Format: Inline matplotlib/seaborn plots in notebooks, or saved to scratch/diagnostics/ for script-based workflows.
Checkpoint type: human-verify (VALIDATION.md status is machine-verifiable)
.planning/VALIDATION.md must exist before proceeding.
validated: proceed to ds-review.gaps_found: present gaps to user before proceeding.

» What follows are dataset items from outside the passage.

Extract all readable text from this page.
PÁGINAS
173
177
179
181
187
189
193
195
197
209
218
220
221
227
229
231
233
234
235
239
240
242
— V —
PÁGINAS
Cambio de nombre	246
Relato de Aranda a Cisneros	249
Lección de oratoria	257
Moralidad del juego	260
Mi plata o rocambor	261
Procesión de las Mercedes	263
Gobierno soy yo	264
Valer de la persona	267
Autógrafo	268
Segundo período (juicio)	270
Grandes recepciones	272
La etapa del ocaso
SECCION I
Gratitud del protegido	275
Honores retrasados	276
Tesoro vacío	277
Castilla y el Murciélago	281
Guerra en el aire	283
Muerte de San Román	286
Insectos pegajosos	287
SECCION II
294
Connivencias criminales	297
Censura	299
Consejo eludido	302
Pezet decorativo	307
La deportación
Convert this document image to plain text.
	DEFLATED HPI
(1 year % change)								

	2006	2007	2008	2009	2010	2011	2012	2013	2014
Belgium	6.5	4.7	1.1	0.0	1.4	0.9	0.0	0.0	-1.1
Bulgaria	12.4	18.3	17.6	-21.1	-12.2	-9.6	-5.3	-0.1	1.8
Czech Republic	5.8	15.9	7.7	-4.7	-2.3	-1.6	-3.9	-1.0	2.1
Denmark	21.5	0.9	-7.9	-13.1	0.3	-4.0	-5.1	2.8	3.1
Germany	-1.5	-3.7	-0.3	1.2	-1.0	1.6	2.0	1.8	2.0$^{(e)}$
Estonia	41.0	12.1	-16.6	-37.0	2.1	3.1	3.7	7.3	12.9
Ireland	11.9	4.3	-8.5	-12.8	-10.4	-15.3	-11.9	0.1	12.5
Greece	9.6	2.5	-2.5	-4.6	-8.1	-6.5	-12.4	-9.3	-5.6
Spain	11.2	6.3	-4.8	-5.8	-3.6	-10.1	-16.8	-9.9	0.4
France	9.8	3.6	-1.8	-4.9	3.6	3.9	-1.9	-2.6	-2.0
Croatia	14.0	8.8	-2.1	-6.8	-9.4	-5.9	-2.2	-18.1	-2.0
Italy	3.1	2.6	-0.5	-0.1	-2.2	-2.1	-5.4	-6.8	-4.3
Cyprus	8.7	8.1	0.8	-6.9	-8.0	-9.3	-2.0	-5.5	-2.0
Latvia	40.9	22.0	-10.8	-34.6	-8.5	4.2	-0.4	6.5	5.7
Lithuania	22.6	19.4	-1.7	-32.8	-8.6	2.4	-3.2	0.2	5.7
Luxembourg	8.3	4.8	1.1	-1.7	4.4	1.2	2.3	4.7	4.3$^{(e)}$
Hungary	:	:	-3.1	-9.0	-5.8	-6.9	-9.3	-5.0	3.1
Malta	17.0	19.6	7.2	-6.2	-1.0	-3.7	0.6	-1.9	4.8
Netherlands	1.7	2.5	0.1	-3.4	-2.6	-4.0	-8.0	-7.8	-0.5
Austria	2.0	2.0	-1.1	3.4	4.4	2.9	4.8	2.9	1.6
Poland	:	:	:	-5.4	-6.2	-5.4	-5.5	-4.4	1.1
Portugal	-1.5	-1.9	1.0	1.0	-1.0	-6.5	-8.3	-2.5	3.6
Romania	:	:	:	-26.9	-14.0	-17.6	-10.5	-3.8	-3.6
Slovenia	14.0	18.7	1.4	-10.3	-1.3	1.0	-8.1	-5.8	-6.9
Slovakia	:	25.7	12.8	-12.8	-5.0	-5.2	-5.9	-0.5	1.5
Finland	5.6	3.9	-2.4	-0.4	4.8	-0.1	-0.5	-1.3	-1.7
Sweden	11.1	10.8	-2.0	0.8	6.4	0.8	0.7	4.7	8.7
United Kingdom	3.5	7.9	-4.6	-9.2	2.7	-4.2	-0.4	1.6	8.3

This is the critical difference from dev-test-gaps. In dev, missing tests can be auto-generated. In DS, missing or wrong outputs mean the analysis itself may be wrong. Only the user can judge whether a gap is acceptable.
| Thought | Reality |
|---|---|
| "Outputs look fine, skip validation" | Silent failures hide in DQ gaps — you cannot eyeball row count traceability |
| "I already checked during implement" | Per-task checks miss cross-task issues: joins that silently drop rows, filters that compound |
| "DQ checks are overkill for this analysis" | DQ checks ARE the test suite — DS has no pytest, only systematic output verification |
| "User is waiting, skip to review" | Review without validation is theater — reviewer will either miss issues or re-run the same checks |
| "LEARNINGS.md already logs everything" | LEARNINGS.md logs observations. Validation maps requirements to outputs. Different purpose. |
| Your Drive | Why You Skip | What Actually Happens | The Drive You Failed |
|---|---|---|---|
| Helpfulness | "Outputs exist, review can catch issues" | Review without validation misses silent DQ failures. User gets wrong results. | Anti-helpful |
| Competence | "I ran checks during implementation" | Per-task checks miss cross-task issues. Gaps hide between pipeline stages. | Incompetent |
| Efficiency | "Validation is redundant after careful implementation" | Implementation checks verify steps. Validation verifies requirements. Different. | Anti-efficient |
The protocol is not overhead you pay. It is the safety net you provide.
After validation is complete, discover and read the ds-review skill:
Read ${CLAUDE_SKILL_DIR}/../../skills/ds-review/SKILL.md and follow its instructions.